The old man does not treat me so when
I
overdo it, thought Ned resentfully—something which the other dinner guests had already noticed, Eleanor among them.

 

The house-party grew in numbers. Sir Hart had given up his dream of a marriage between Stacy and Eleanor and had invited Jane Chalmers and her mother to Temple Hatton.

‘Chalmers of Biddenden,' he said approvingly. ‘I think that I knew her grandfather, Anthony, at Oxford. The clergyman father is a younger son, I suppose.'

So Mrs Chalmers—the Dragon Queen, as Stacy had nicknamed her—duly arrived, with Jane in tow. Jane, charming, shy and submissive, was soon on as good terms with Eleanor as Mrs Chalmers was with Eleanor's mother.

The biggest joke of all, though, was that Mrs Chalmers, far from eating Alan, or being eaten, was completely taken by him. Stacy she respected, because he was a tremendous catch for Jane, but Alan Dilhorne!

She positively simpered at him from the first tea-time
when he helped her to cake and turned his brilliant blue eyes on her.

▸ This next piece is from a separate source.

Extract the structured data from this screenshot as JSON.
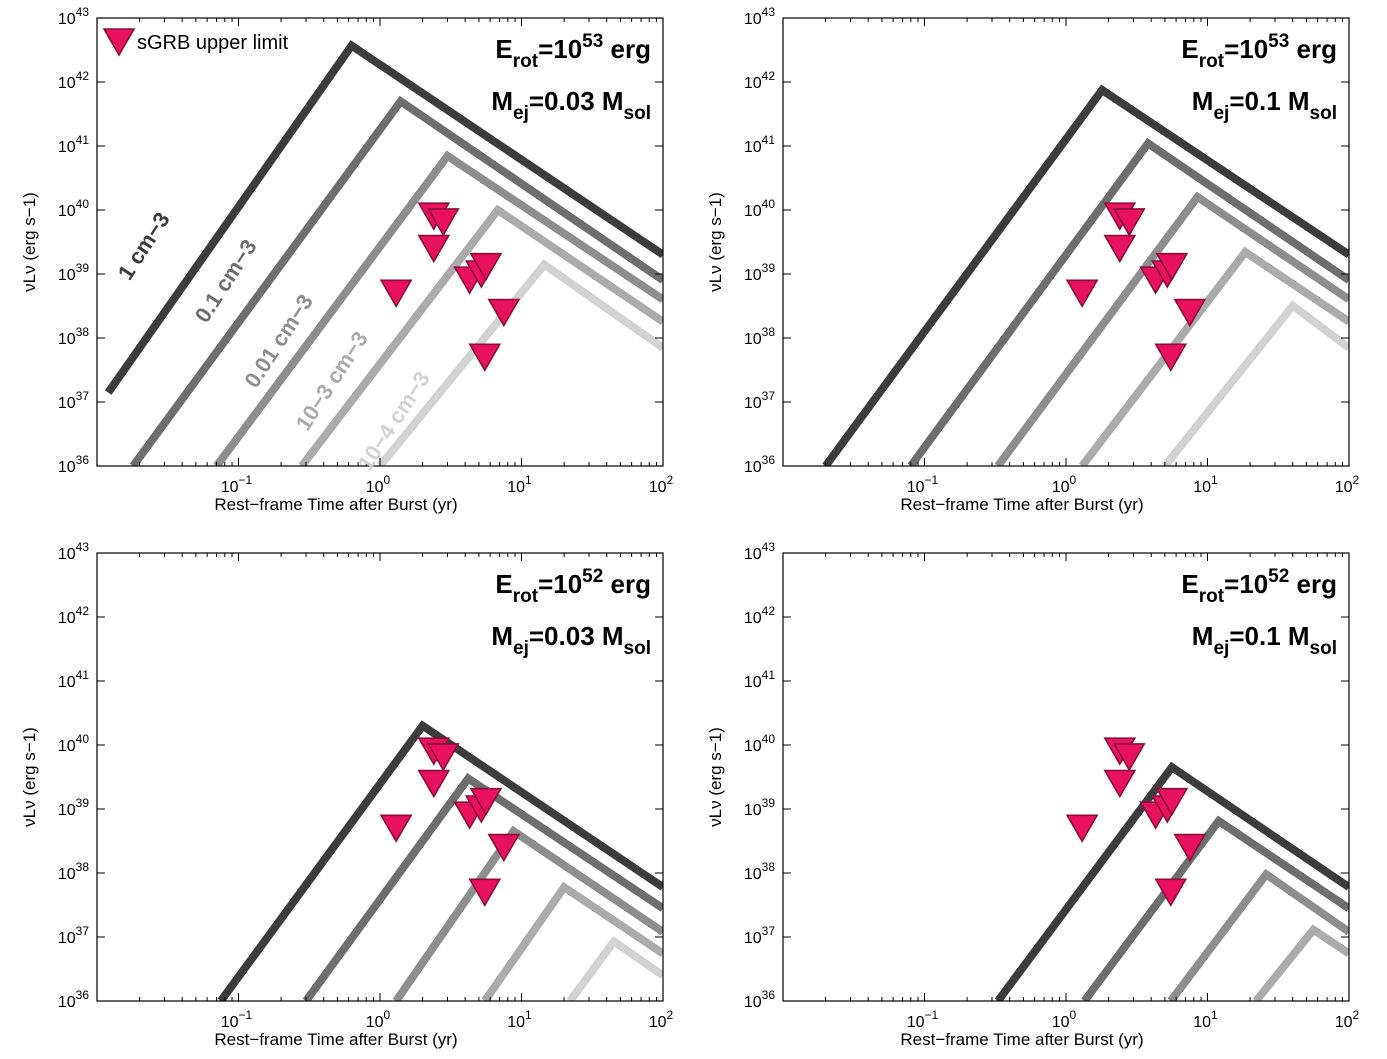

‘They all love you,' said Ned. There was almost a snarl in his voice, for he was jealous of the friend he had to share with others. ‘You don't trouble yourself about me these days.'

‘Now you know that is not true,' replied Alan. ‘You were the first person I asked to go on the Brinkley expedition.'

‘Oh, that!' said Ned. ‘You know I don't care for such things.'

‘Well, then,' said Alan with his usual—to Ned—exasperating common sense.

The Brinkley expedition was to be arranged for those who wished to see the small mill and the workshops which Alan was in process of acquiring. Stacy had discovered that he had won them in a drinking session-cum-trial of strength with their owner, Jack Thorpe, on the day when he had been late for dinner.

Thorpe had barely been making a profit, and when he had heard that Alan had bought Outhwaite's and was in process of turning it round, he had offered Alan a deal dependent on Alan's being able to overcome Yorkshire strength in an arm-wrestling competition with him.

When Alan had won the contest, Thorpe had suddenly gripped him and demanded further payment if, in a real wrestling bout, he could overcome Alan by beating him two falls to nothing. If Alan won Thorpe would accept Alan's original terms—hence his ripped coat and his dirty appearance, since much of the wrestling had been done on the inn floor.

The heavy drinking had been done before the contest—‘Ale before work,' Thorpe had said. Stacy's delight had to be solitary, seeing that Alan kept silent about it—
the devious dog—and it was Ralf who had told him what had happened.